Les Français conservent leur confiance dans les médecines douces

Par
Loan Tranthimy -
Publié le 19/11/2019

Crédit photo : PHANIE

En dépit du déremboursement programmé de l'homéopathie et des polémiques récurrentes autour des médecines alternatives, un sondage* montre que les Français conservent une bonne image des médecines douces. Ainsi 71 % d'entre eux ont déjà testé une pratique de médecine douce. « Seule une minorité y oppose un refus de principe lié au fait de ne pas croire en l’efficacité de ce type de soins, ou de ne pas avoir confiance envers leurs praticiens – respectivement 17 % et 13 % de ceux qui n’ont jamais consulté de praticiens de médecines douces », souligne l'étude.

Au rang des pratiques les mieux perçues, l’ostéopathie arrive en tête (80 % de bonne image) devant la diététique (73 %), l’homéopathie (72 %), l’acupuncture (72 %) et la psychologie (63 %). Ces pratiques non conventionnelles sont majoritairement perçues comme « efficaces pour soigner les petits maux » (91 %), « complémentaires à la médecine traditionnelle » (88 %), « utiles » (87 %), « permettant de soigner sans médicaments » (83 %) ou encore « efficaces en matière de prévention en santé » (83 %). Elles sont aussi considérées comme « plus respectueuses de l'organisme » (62 %), « de l'environnement » (60 %) et même « innovantes » (37 %).

Dans l'ensemble, les sondés se montent satisfaits des soins reçus. C'est particulièrement vrai dans le domaine de l'ostéopathie (92 % de satisfaits) et de l'homéopathie (89 % satisfaits).

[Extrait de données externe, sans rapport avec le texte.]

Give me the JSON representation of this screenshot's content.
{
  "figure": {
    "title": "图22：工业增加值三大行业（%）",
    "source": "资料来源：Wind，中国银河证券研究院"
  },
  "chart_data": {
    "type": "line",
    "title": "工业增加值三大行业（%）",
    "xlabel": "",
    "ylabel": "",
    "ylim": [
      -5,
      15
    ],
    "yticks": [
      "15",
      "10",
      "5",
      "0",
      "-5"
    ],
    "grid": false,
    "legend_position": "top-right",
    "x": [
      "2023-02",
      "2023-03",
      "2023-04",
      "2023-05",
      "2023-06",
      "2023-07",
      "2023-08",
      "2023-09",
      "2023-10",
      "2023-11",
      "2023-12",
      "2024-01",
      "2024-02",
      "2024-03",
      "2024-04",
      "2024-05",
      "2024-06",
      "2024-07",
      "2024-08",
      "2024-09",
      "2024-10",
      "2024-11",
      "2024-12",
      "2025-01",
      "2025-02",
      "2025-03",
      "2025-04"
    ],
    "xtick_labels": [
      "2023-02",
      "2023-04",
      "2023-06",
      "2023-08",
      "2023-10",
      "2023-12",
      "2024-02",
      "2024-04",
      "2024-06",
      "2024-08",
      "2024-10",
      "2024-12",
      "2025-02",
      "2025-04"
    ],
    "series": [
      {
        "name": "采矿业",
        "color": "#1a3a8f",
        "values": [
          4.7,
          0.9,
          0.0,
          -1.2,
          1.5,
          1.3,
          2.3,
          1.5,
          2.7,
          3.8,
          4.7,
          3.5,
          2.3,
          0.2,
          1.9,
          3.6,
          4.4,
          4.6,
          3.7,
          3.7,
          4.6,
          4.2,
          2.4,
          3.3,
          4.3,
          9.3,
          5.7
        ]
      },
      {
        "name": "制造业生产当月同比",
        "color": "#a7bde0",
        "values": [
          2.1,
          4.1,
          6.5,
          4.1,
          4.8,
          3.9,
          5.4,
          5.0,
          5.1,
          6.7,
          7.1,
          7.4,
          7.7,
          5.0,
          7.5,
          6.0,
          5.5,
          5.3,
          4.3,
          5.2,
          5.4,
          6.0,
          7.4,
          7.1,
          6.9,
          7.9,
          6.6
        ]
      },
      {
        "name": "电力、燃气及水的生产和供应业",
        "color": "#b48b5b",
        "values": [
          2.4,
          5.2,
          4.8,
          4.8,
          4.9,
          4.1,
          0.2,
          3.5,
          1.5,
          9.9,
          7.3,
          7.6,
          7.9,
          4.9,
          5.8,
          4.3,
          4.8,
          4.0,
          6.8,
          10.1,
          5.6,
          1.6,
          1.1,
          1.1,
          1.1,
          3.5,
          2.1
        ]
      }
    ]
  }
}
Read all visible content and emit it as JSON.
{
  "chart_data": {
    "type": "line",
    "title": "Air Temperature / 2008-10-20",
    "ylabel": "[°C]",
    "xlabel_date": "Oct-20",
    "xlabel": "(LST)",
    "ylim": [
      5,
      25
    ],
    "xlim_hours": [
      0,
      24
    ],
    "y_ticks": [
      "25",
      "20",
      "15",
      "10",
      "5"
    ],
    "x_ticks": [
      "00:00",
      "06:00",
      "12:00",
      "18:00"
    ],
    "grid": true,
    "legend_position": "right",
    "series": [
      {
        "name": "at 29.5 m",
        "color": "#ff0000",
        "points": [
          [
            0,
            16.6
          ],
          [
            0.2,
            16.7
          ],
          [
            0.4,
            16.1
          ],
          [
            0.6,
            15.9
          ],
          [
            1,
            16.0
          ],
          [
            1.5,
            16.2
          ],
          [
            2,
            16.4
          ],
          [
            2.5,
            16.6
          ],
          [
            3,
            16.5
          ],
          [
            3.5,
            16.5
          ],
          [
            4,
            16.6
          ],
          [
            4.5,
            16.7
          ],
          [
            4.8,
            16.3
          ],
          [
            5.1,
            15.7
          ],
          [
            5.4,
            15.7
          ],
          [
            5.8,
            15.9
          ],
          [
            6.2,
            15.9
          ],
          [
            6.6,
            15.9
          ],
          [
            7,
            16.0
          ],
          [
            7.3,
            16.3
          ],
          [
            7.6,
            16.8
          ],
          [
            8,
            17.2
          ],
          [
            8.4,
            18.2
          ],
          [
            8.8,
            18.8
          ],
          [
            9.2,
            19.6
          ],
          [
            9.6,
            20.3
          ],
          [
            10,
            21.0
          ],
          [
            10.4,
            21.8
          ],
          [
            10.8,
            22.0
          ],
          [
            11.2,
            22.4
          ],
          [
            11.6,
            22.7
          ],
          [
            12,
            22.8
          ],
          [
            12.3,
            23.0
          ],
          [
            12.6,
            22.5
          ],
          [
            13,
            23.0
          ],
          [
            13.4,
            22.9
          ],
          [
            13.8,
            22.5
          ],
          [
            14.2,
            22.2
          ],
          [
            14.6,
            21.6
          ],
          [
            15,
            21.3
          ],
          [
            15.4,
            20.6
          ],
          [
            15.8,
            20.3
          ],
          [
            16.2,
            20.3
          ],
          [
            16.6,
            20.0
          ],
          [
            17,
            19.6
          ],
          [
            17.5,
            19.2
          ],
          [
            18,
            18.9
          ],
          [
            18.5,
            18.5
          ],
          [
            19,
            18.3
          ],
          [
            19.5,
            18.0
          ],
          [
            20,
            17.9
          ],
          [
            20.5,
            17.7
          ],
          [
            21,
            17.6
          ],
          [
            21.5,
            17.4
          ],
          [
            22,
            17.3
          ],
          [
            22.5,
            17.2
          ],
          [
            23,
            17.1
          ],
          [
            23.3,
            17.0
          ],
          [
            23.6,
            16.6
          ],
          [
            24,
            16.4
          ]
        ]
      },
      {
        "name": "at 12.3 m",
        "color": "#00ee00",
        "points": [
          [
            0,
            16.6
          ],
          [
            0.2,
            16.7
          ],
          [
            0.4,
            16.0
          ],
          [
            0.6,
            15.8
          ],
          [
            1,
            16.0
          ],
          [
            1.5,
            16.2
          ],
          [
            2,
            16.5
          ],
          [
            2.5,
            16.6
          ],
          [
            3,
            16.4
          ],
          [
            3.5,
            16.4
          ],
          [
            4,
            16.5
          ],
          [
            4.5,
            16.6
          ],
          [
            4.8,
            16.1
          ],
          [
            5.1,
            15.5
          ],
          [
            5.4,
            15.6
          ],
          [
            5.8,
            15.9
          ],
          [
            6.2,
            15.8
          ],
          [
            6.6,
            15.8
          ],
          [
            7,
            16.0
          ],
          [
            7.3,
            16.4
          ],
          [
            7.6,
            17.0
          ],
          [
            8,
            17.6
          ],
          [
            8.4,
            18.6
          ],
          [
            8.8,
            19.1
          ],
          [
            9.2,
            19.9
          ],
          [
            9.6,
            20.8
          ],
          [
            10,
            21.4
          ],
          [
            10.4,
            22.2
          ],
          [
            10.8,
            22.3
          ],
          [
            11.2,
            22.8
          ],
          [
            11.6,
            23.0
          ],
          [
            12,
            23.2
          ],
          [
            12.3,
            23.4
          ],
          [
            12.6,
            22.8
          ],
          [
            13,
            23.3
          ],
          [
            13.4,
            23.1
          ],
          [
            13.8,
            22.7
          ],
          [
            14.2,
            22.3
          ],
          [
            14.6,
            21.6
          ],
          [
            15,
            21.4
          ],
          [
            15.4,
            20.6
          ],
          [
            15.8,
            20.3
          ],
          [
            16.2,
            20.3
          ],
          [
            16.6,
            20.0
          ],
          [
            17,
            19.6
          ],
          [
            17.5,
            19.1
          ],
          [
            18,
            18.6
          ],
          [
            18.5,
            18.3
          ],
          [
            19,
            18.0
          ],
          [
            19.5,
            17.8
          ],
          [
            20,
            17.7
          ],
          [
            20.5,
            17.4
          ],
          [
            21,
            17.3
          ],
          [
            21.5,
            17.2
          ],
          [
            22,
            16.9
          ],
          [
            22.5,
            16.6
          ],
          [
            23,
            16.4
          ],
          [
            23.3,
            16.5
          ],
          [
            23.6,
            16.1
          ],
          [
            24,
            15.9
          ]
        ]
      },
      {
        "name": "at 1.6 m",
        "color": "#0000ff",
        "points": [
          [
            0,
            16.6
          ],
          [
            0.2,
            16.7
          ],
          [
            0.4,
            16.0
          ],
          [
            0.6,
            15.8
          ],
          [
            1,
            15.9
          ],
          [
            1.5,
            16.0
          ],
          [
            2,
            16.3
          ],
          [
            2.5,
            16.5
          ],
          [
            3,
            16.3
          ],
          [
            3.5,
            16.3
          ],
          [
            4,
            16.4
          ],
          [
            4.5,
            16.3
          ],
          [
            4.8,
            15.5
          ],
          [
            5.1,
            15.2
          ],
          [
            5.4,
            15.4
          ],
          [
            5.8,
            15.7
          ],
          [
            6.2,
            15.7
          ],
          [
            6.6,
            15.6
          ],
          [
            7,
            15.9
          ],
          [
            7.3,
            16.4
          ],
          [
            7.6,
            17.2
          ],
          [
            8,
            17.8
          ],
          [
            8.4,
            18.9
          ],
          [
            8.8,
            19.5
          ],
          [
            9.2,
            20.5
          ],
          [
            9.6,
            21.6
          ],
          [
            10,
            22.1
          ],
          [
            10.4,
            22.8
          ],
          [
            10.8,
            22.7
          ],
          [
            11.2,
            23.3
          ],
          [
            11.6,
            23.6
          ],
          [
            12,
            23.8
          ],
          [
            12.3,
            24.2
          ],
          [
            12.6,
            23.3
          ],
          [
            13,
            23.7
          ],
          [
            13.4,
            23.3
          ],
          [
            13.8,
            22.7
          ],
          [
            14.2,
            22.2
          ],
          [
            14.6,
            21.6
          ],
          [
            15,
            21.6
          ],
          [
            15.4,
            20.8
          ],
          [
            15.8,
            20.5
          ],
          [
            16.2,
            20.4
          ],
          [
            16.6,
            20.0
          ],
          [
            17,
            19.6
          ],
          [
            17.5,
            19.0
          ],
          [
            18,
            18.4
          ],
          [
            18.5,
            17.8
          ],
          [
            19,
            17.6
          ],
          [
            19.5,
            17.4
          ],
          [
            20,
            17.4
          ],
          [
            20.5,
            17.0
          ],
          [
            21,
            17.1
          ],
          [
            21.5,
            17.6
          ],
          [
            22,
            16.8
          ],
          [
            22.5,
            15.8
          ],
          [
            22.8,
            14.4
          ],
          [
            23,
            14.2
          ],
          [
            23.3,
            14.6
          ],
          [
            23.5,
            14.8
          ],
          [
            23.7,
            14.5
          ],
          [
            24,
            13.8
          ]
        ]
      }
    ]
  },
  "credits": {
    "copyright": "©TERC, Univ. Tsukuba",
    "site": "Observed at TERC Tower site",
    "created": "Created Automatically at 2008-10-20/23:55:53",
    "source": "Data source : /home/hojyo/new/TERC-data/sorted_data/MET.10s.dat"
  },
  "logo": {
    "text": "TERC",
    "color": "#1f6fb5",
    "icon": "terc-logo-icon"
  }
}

Le critère du diplôme et de la formation

Néanmoins, 56 % des sondés s'estiment mal informés sur les médecines alternatives. Ce besoin d’information concerne notamment les éléments permettant de valider le professionnalisme des praticiens et la certification de leurs pratiques puisque c’est le critère des diplômes et de la formation qu’ils sont les plus nombreux à considérer comme important dans le choix d’un spécialiste à consulter (90 %). Ce besoin de transparence concerne davantage la chiropraxie, la naturopathie et l'hypnose que l'homéopathie, l'ostéopathie ou la psychologie.

Selon cette étude, les difficultés rencontrées portent principalement sur les questions de prise en charge/remboursement (60 % en font état) et de tarifs pratiqués (55 %). La question de l’accessibilité géographique vient dans un second temps (44 %).

* Enquête en ligne du 16 au 25 octobre 2019, réalisée par l’institut Harris Interactive pour Santéclair, auprès d’un échantillon de 1500 personnes représentatif des Français âgés de 18 ans et plus selon la méthode des quotas.